According to a recent release from CBS Baltimore, Maryland’s largest city may soon be looking to offload some of its historic landmarks to private owners or foundations.

In a new plan by city officials to bolster the cash-strapped community, 15 historic landmarks across the city — 12 of which are protected by historic landmark designation — may soon be up for grabs, and the decision is causing a ruckus in the Baltimore political and historical community.

So why the hesitancy on the decision?

Before making the announcement final, city officials want to determine how much they could actually pocket for sites such as Shot Tower, a landmark, which was once the tallest building in the nation back in 1828.

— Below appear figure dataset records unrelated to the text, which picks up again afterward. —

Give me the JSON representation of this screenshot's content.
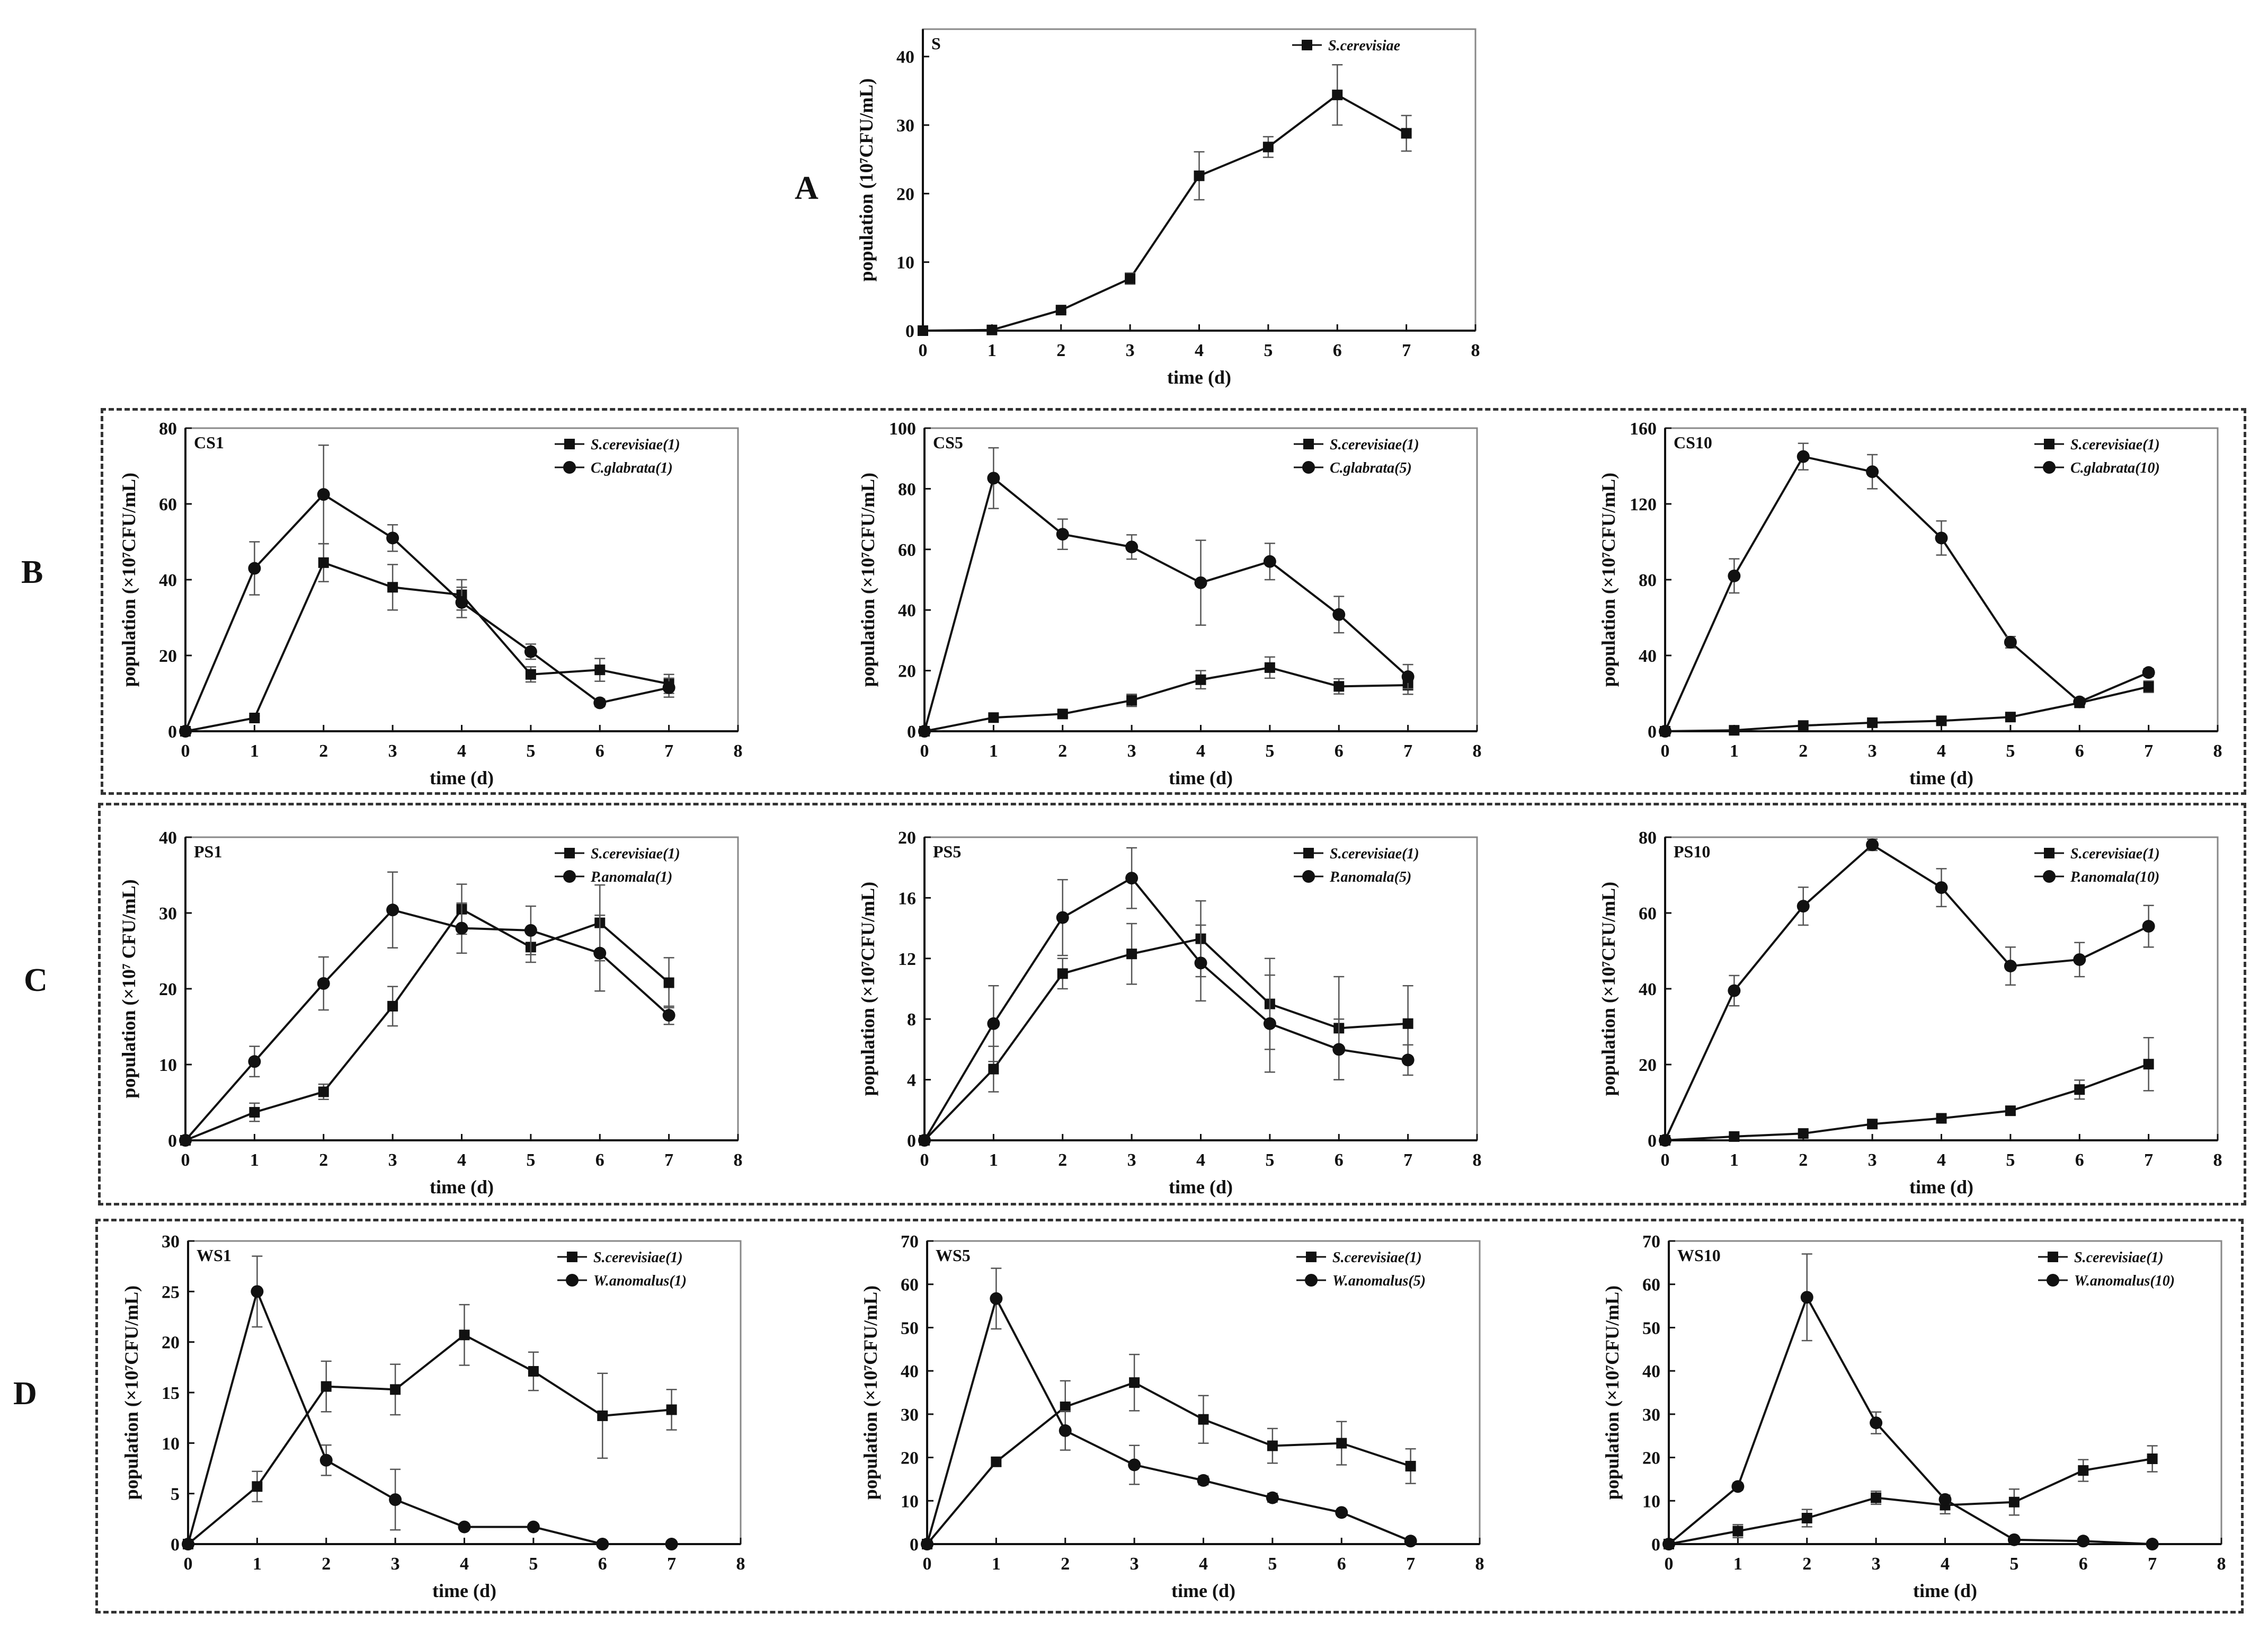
{
  "row_labels": [
    "A",
    "B",
    "C",
    "D"
  ],
  "chart_data": [
    {
      "id": "S",
      "type": "line",
      "panel_label": "S",
      "xlabel": "time (d)",
      "ylabel": "population (10⁷CFU/mL)",
      "xlim": [
        0,
        8
      ],
      "ylim": [
        0,
        44
      ],
      "xticks": [
        0,
        1,
        2,
        3,
        4,
        5,
        6,
        7,
        8
      ],
      "yticks": [
        0,
        10,
        20,
        30,
        40
      ],
      "legend_position": "top-right",
      "series": [
        {
          "name": "S.cerevisiae",
          "marker": "square",
          "x": [
            0,
            1,
            2,
            3,
            4,
            5,
            6,
            7
          ],
          "values": [
            0,
            0.1,
            3,
            7.6,
            22.6,
            26.8,
            34.4,
            28.8
          ],
          "errors": [
            0,
            0.1,
            0.3,
            0.8,
            3.5,
            1.5,
            4.4,
            2.6
          ]
        }
      ]
    },
    {
      "id": "CS1",
      "type": "line",
      "panel_label": "CS1",
      "xlabel": "time (d)",
      "ylabel": "population (×10⁷CFU/mL)",
      "xlim": [
        0,
        8
      ],
      "ylim": [
        0,
        80
      ],
      "xticks": [
        0,
        1,
        2,
        3,
        4,
        5,
        6,
        7,
        8
      ],
      "yticks": [
        0,
        20,
        40,
        60,
        80
      ],
      "legend_position": "top-right",
      "series": [
        {
          "name": "S.cerevisiae(1)",
          "marker": "square",
          "x": [
            0,
            1,
            2,
            3,
            4,
            5,
            6,
            7
          ],
          "values": [
            0,
            3.5,
            44.5,
            38,
            36,
            15,
            16.2,
            12.5
          ],
          "errors": [
            0,
            0.5,
            5,
            6,
            4,
            2,
            3,
            2.5
          ]
        },
        {
          "name": "C.glabrata(1)",
          "marker": "circle",
          "x": [
            0,
            1,
            2,
            3,
            4,
            5,
            6,
            7
          ],
          "values": [
            0,
            43,
            62.5,
            51,
            34,
            21,
            7.5,
            11.5
          ],
          "errors": [
            0,
            7,
            13,
            3.5,
            4,
            2,
            1,
            2.5
          ]
        }
      ]
    },
    {
      "id": "CS5",
      "type": "line",
      "panel_label": "CS5",
      "xlabel": "time (d)",
      "ylabel": "population (×10⁷CFU/mL)",
      "xlim": [
        0,
        8
      ],
      "ylim": [
        0,
        100
      ],
      "xticks": [
        0,
        1,
        2,
        3,
        4,
        5,
        6,
        7,
        8
      ],
      "yticks": [
        0,
        20,
        40,
        60,
        80,
        100
      ],
      "legend_position": "top-right",
      "series": [
        {
          "name": "S.cerevisiae(1)",
          "marker": "square",
          "x": [
            0,
            1,
            2,
            3,
            4,
            5,
            6,
            7
          ],
          "values": [
            0,
            4.5,
            5.7,
            10.2,
            17,
            21,
            14.8,
            15.2
          ],
          "errors": [
            0,
            0.8,
            1,
            2,
            3,
            3.5,
            2.5,
            3
          ]
        },
        {
          "name": "C.glabrata(5)",
          "marker": "circle",
          "x": [
            0,
            1,
            2,
            3,
            4,
            5,
            6,
            7
          ],
          "values": [
            0,
            83.5,
            65,
            60.8,
            49,
            56,
            38.5,
            18
          ],
          "errors": [
            0,
            10,
            5,
            4,
            14,
            6,
            6,
            4
          ]
        }
      ]
    },
    {
      "id": "CS10",
      "type": "line",
      "panel_label": "CS10",
      "xlabel": "time (d)",
      "ylabel": "population (×10⁷CFU/mL)",
      "xlim": [
        0,
        8
      ],
      "ylim": [
        0,
        160
      ],
      "xticks": [
        0,
        1,
        2,
        3,
        4,
        5,
        6,
        7,
        8
      ],
      "yticks": [
        0,
        40,
        80,
        120,
        160
      ],
      "legend_position": "top-right",
      "series": [
        {
          "name": "S.cerevisiae(1)",
          "marker": "square",
          "x": [
            0,
            1,
            2,
            3,
            4,
            5,
            6,
            7
          ],
          "values": [
            0,
            0.5,
            3,
            4.5,
            5.5,
            7.5,
            15,
            23.5
          ],
          "errors": [
            0,
            0.3,
            0.5,
            0.8,
            1,
            1.5,
            2,
            3
          ]
        },
        {
          "name": "C.glabrata(10)",
          "marker": "circle",
          "x": [
            0,
            1,
            2,
            3,
            4,
            5,
            6,
            7
          ],
          "values": [
            0,
            82,
            145,
            137,
            102,
            47,
            15.5,
            31
          ],
          "errors": [
            0,
            9,
            7,
            9,
            9,
            3,
            2,
            2
          ]
        }
      ]
    },
    {
      "id": "PS1",
      "type": "line",
      "panel_label": "PS1",
      "xlabel": "time (d)",
      "ylabel": "population (×10⁷ CFU/mL)",
      "xlim": [
        0,
        8
      ],
      "ylim": [
        0,
        40
      ],
      "xticks": [
        0,
        1,
        2,
        3,
        4,
        5,
        6,
        7,
        8
      ],
      "yticks": [
        0,
        10,
        20,
        30,
        40
      ],
      "legend_position": "top-right",
      "series": [
        {
          "name": "S.cerevisiae(1)",
          "marker": "square",
          "x": [
            0,
            1,
            2,
            3,
            4,
            5,
            6,
            7
          ],
          "values": [
            0,
            3.7,
            6.4,
            17.7,
            30.5,
            25.5,
            28.7,
            20.8
          ],
          "errors": [
            0,
            1.2,
            1,
            2.6,
            3.3,
            2,
            5,
            3.3
          ]
        },
        {
          "name": "P.anomala(1)",
          "marker": "circle",
          "x": [
            0,
            1,
            2,
            3,
            4,
            5,
            6,
            7
          ],
          "values": [
            0,
            10.4,
            20.7,
            30.4,
            28,
            27.7,
            24.7,
            16.5
          ],
          "errors": [
            0,
            2,
            3.5,
            5,
            3.3,
            3.2,
            5,
            1.2
          ]
        }
      ]
    },
    {
      "id": "PS5",
      "type": "line",
      "panel_label": "PS5",
      "xlabel": "time (d)",
      "ylabel": "population (×10⁷CFU/mL)",
      "xlim": [
        0,
        8
      ],
      "ylim": [
        0,
        20
      ],
      "xticks": [
        0,
        1,
        2,
        3,
        4,
        5,
        6,
        7,
        8
      ],
      "yticks": [
        0,
        4,
        8,
        12,
        16,
        20
      ],
      "legend_position": "top-right",
      "series": [
        {
          "name": "S.cerevisiae(1)",
          "marker": "square",
          "x": [
            0,
            1,
            2,
            3,
            4,
            5,
            6,
            7
          ],
          "values": [
            0,
            4.7,
            11,
            12.3,
            13.3,
            9,
            7.4,
            7.7
          ],
          "errors": [
            0,
            1.5,
            1,
            2,
            2.5,
            3,
            3.4,
            2.5
          ]
        },
        {
          "name": "P.anomala(5)",
          "marker": "circle",
          "x": [
            0,
            1,
            2,
            3,
            4,
            5,
            6,
            7
          ],
          "values": [
            0,
            7.7,
            14.7,
            17.3,
            11.7,
            7.7,
            6,
            5.3
          ],
          "errors": [
            0,
            2.5,
            2.5,
            2,
            2.5,
            3.2,
            2,
            1
          ]
        }
      ]
    },
    {
      "id": "PS10",
      "type": "line",
      "panel_label": "PS10",
      "xlabel": "time (d)",
      "ylabel": "population (×10⁷CFU/mL)",
      "xlim": [
        0,
        8
      ],
      "ylim": [
        0,
        80
      ],
      "xticks": [
        0,
        1,
        2,
        3,
        4,
        5,
        6,
        7,
        8
      ],
      "yticks": [
        0,
        20,
        40,
        60,
        80
      ],
      "legend_position": "top-right",
      "series": [
        {
          "name": "S.cerevisiae(1)",
          "marker": "square",
          "x": [
            0,
            1,
            2,
            3,
            4,
            5,
            6,
            7
          ],
          "values": [
            0,
            1,
            1.8,
            4.3,
            5.8,
            7.8,
            13.4,
            20.1
          ],
          "errors": [
            0,
            0.5,
            0.5,
            1,
            1.2,
            1,
            2.5,
            7
          ]
        },
        {
          "name": "P.anomala(10)",
          "marker": "circle",
          "x": [
            0,
            1,
            2,
            3,
            4,
            5,
            6,
            7
          ],
          "values": [
            0,
            39.5,
            61.8,
            78,
            66.7,
            46,
            47.7,
            56.5
          ],
          "errors": [
            0,
            4,
            5,
            1.5,
            5,
            5,
            4.5,
            5.5
          ]
        }
      ]
    },
    {
      "id": "WS1",
      "type": "line",
      "panel_label": "WS1",
      "xlabel": "time (d)",
      "ylabel": "population (×10⁷CFU/mL)",
      "xlim": [
        0,
        8
      ],
      "ylim": [
        0,
        30
      ],
      "xticks": [
        0,
        1,
        2,
        3,
        4,
        5,
        6,
        7,
        8
      ],
      "yticks": [
        0,
        5,
        10,
        15,
        20,
        25,
        30
      ],
      "legend_position": "top-right",
      "series": [
        {
          "name": "S.cerevisiae(1)",
          "marker": "square",
          "x": [
            0,
            1,
            2,
            3,
            4,
            5,
            6,
            7
          ],
          "values": [
            0,
            5.7,
            15.6,
            15.3,
            20.7,
            17.1,
            12.7,
            13.3
          ],
          "errors": [
            0,
            1.5,
            2.5,
            2.5,
            3,
            1.9,
            4.2,
            2
          ]
        },
        {
          "name": "W.anomalus(1)",
          "marker": "circle",
          "x": [
            0,
            1,
            2,
            3,
            4,
            5,
            6,
            7
          ],
          "values": [
            0,
            25,
            8.3,
            4.4,
            1.7,
            1.7,
            0,
            0
          ],
          "errors": [
            0,
            3.5,
            1.5,
            3,
            0.2,
            0.2,
            0,
            0
          ]
        }
      ]
    },
    {
      "id": "WS5",
      "type": "line",
      "panel_label": "WS5",
      "xlabel": "time (d)",
      "ylabel": "population (×10⁷CFU/mL)",
      "xlim": [
        0,
        8
      ],
      "ylim": [
        0,
        70
      ],
      "xticks": [
        0,
        1,
        2,
        3,
        4,
        5,
        6,
        7,
        8
      ],
      "yticks": [
        0,
        10,
        20,
        30,
        40,
        50,
        60,
        70
      ],
      "legend_position": "top-right",
      "series": [
        {
          "name": "S.cerevisiae(1)",
          "marker": "square",
          "x": [
            0,
            1,
            2,
            3,
            4,
            5,
            6,
            7
          ],
          "values": [
            0,
            19,
            31.7,
            37.3,
            28.8,
            22.7,
            23.3,
            18
          ],
          "errors": [
            0,
            1,
            6,
            6.5,
            5.5,
            4,
            5,
            4
          ]
        },
        {
          "name": "W.anomalus(5)",
          "marker": "circle",
          "x": [
            0,
            1,
            2,
            3,
            4,
            5,
            6,
            7
          ],
          "values": [
            0,
            56.7,
            26.2,
            18.3,
            14.7,
            10.7,
            7.3,
            0.7
          ],
          "errors": [
            0,
            7,
            4.5,
            4.5,
            1,
            1,
            0.5,
            0.3
          ]
        }
      ]
    },
    {
      "id": "WS10",
      "type": "line",
      "panel_label": "WS10",
      "xlabel": "time (d)",
      "ylabel": "population (×10⁷CFU/mL)",
      "xlim": [
        0,
        8
      ],
      "ylim": [
        0,
        70
      ],
      "xticks": [
        0,
        1,
        2,
        3,
        4,
        5,
        6,
        7,
        8
      ],
      "yticks": [
        0,
        10,
        20,
        30,
        40,
        50,
        60,
        70
      ],
      "legend_position": "top-right",
      "series": [
        {
          "name": "S.cerevisiae(1)",
          "marker": "square",
          "x": [
            0,
            1,
            2,
            3,
            4,
            5,
            6,
            7
          ],
          "values": [
            0,
            3,
            6,
            10.7,
            9,
            9.7,
            17,
            19.7
          ],
          "errors": [
            0,
            1.5,
            2,
            1.5,
            2,
            3,
            2.5,
            3
          ]
        },
        {
          "name": "W.anomalus(10)",
          "marker": "circle",
          "x": [
            0,
            1,
            2,
            3,
            4,
            5,
            6,
            7
          ],
          "values": [
            0,
            13.3,
            57,
            28,
            10.3,
            1,
            0.7,
            0
          ],
          "errors": [
            0,
            0.8,
            10,
            2.5,
            1,
            0.3,
            0.2,
            0
          ]
        }
      ]
    }
  ]
}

Involving more than just potential revenue, however, the city argues that many of the sites lack adequate funding and they have fallen into disrepair. In addition to providing revenue for the city, proponents of the plan argue that this move would ultimately be in the best interest of the historical sites due to the greater likelihood of a private owner being able to offer proper maintenance and care.As can be expected, not all Baltimore citizens are on board with the plan. In statements made by local citizens interviewed on the matter, many feel that these are landmarks, which belong to the city of Baltimore and are part of the city’s lengthy history.

Of course, while the sale of American landmarks is a sad state of affairs, there is an ironic political wrinkle to the tale which is the root of much of the ire:

In preparation of the plan, Baltimore city mayor Stephanie Rawlings-Blake has approached the city spending council asking for $46,000 in public funds towards consulting fees for appraisal of the historic sites.

As a student of American history and a champion of fiscal responsibility, I’ll be blunt and admit that this saddens me.

What do you think? Is this a creative form of raising revenue meant to spruce up the community, or a disappointing reality which addresses a deeper problem?

Regardless of personal opinion, it’s not a concept that is unheard of. The greatest cultural treasure and historic landmark in all of Cambodia, for example, is privately owned by a company based in Vietnam, the same country which militarily invaded and occupied Cambodia for nearly a decade.